I spent Spring Break in the Dominican Republic and I'm really missing the 85 degree weather so I think it's time for an inappropriately summery manicure. Also the horrible food poisoning that I got in the DR has made me only want to eat pineapples for the past 5 days. Spring break was fun though! I went with the Quaker Notes. There was lots of chillin, a little bit of singing and lots of me old-ladying out by the pool, listening to my NPR quiz shows and doing my crossword puzzles. But also lots of me vomiting everywhere and being convinced that my body has a terrible parasite. I get really nervous when I'm sick that I'm going to die, so I'm pretty convinced that I currently have a tapeworm and my tapeworm has e coli. So now that I'm eating for two, I hope you like pineapples little tapeworm because that's all you're gonna get... and gallons of mandarin flavored seltzer water. You're welcome.
My Colors
(from left to right) Speedy Sunburst by Sally Hansen, Lightening by Sally Hansen, Don't Tell Mama by Deborah Lippmann & Pretty Edgy by Essie
First paint your nails with an obnoxiously bright summer color and let it dry.
Speedy Sunburst by Sally Hansen
After your nails are dry, it's pineapple time!
Lightening by Sally Hansen
Start by painting a yellow circle on your thumb. I simply rotated the nail polish brush in a small circle and luckily this happened!
Whaddup!
Next paint the stem.
Pretty Edgy by Essie
To make the stem put green polish on a toothpick and paint a straight line. Think of the toothpick like a stamp and simply press it against the nail.

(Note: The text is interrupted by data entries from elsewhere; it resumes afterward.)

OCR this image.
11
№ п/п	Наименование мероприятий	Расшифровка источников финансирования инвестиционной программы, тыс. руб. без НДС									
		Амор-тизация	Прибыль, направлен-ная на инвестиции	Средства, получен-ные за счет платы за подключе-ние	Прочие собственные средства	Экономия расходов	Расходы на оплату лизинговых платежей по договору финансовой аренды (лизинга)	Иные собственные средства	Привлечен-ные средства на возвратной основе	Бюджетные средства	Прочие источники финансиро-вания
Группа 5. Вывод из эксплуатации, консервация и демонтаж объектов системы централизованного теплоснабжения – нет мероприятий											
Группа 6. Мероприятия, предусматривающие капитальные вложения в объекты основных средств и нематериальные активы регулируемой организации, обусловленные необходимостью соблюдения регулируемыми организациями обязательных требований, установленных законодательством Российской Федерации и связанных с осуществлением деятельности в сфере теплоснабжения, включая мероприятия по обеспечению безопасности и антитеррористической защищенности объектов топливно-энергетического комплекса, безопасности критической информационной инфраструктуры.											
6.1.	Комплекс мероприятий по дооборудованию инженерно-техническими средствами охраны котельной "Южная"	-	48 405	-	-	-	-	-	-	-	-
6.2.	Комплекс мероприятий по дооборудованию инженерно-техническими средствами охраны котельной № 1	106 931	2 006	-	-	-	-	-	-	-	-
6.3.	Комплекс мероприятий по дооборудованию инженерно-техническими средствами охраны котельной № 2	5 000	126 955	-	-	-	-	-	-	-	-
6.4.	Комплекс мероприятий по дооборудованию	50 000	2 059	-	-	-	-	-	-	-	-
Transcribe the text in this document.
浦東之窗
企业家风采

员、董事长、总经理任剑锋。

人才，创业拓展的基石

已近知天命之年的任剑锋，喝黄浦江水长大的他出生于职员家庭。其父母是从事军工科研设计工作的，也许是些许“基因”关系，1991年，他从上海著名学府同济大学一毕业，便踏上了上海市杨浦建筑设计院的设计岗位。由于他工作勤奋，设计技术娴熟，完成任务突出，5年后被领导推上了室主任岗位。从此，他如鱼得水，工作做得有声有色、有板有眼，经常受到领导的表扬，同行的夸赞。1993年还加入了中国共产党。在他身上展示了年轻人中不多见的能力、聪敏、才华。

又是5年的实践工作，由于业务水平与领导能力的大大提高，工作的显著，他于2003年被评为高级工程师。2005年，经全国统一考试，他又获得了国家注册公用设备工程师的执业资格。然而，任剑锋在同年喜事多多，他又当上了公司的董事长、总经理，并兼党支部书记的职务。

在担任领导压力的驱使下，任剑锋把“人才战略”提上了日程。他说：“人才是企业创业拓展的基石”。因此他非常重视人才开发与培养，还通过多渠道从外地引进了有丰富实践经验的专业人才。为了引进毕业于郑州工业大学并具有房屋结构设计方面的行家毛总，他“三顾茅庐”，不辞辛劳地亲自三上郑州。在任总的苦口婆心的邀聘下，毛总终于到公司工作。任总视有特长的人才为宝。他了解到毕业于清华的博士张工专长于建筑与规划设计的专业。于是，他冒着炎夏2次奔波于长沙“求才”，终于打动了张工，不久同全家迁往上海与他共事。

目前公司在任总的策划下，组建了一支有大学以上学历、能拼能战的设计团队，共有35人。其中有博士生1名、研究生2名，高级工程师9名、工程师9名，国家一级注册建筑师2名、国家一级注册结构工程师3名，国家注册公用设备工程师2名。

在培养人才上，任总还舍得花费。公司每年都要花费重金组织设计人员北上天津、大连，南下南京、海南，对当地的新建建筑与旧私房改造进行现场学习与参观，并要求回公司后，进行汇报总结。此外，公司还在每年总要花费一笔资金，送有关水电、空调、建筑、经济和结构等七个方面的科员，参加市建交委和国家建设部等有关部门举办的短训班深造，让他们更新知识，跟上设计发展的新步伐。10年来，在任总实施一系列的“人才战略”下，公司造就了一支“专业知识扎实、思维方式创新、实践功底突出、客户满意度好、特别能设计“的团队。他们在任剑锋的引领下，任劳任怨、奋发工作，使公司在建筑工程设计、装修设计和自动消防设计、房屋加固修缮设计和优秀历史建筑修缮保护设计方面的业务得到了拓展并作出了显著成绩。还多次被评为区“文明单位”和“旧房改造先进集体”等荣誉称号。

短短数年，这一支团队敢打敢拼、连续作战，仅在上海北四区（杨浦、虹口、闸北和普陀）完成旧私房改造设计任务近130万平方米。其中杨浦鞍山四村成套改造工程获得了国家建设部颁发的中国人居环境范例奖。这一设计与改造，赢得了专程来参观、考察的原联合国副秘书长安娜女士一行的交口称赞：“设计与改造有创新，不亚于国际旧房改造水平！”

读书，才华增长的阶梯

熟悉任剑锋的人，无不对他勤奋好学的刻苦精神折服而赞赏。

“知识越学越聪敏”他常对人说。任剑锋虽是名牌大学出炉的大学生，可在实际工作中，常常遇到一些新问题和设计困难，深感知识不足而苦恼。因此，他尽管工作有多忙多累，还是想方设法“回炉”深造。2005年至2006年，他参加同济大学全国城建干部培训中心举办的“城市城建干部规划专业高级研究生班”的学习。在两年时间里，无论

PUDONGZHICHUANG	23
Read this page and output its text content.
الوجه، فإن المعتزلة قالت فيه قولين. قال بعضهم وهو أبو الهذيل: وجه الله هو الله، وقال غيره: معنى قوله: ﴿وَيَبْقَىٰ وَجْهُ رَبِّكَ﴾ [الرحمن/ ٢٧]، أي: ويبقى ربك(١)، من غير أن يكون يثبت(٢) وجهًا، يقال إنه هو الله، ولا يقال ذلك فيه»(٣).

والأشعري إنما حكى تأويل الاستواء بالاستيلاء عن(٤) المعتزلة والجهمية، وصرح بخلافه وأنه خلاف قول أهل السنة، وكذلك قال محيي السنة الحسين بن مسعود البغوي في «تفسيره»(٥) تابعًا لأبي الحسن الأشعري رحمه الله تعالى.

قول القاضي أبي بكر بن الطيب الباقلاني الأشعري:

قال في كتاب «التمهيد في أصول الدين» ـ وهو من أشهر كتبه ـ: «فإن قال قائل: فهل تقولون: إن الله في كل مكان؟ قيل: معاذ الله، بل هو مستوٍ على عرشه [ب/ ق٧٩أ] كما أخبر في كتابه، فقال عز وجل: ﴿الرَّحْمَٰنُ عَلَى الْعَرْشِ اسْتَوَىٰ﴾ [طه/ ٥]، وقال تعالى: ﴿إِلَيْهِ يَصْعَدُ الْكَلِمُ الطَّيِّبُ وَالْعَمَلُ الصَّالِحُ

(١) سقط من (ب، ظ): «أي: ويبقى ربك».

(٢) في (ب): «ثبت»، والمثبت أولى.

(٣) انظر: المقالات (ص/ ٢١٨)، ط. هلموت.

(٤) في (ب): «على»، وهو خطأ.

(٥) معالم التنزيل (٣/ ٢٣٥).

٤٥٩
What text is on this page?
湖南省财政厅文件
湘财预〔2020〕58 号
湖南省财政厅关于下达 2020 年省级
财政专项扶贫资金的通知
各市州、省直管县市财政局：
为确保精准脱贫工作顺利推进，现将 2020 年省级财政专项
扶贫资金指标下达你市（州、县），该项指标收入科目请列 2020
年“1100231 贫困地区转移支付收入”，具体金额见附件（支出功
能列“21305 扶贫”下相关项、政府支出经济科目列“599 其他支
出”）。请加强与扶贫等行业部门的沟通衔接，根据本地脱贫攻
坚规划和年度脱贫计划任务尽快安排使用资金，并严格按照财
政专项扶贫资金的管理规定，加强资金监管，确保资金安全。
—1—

Then take the toothpick and press some small diagonal lines coming off of the stem.
Now it's time to paint details on the pineapple.
Don't Tell Mama by Deborah Lippmann
Apply black polish to a toothpick. Start with three or four diagonal lines all in one direction.
Then do the other direction.
YAY PINEAPPLE!
Pineapple manicure complete!
Halloween time!
So Halloween is a slasher film made in 1978. Slasher means that some crazy guy stalks and kills a bunch of people in sequence using a knife, also there's lots of gore and random nudity. Texas Chainsaw Massacre is another example. Many of these slasher films have a strong female protagonist who fights the killer in the end. So some feminists are like "slasher films, so liberating". While other feminists are like: "why are there boobs everywhere?, so not liberating".
In Halloween Jamie Lee Curtis is the strong female character. She teaches women everywhere a few simple steps to surviving an escaped psychopath who is really into knives:
1. wear hideous turtleneck sweaters 2. be an amazing babysitter 3. don't kiss boys ever and claim that boys just don't like you because you are smart and boys don't like smart girls (no girl it was probably the turtlenecks).
Seriously Jamie Lee Curtis, what is this?
As a female protagonist Jamie is pretty awesome in comparison to the other female characters I have studied (aka stupid Barbara from Night of the Living Dead) 1. She has the ability of running 2. she makes a stabbing instrument out of a hanger which is pretty badass and 3. she actually fights the monster and doesn't just fall down and writhe around like a helpless idiot. However, Jamie Lee Curtis also exhibits many traditionally feminine traits, acting like a wannabe mother and spending much of the movie wearing an apron and watching after children. However, her character successfully mixes 50s era Stepford housewife with powerful, female fighting machine. This is evidenced in her methods of defense. In many slasher films the killer wields a knife, representing a phallic object. Jamie Lee Curtis defends herself by stabbing the killer in the neck with a knitting needle. The knitting needle is like the female version of the phallic killing object. Her repressed sexuality and identification with the pre-Women's Liberation Movement female are actually the traits that keep her alive while her sexually liberated and independent friends are the women who die.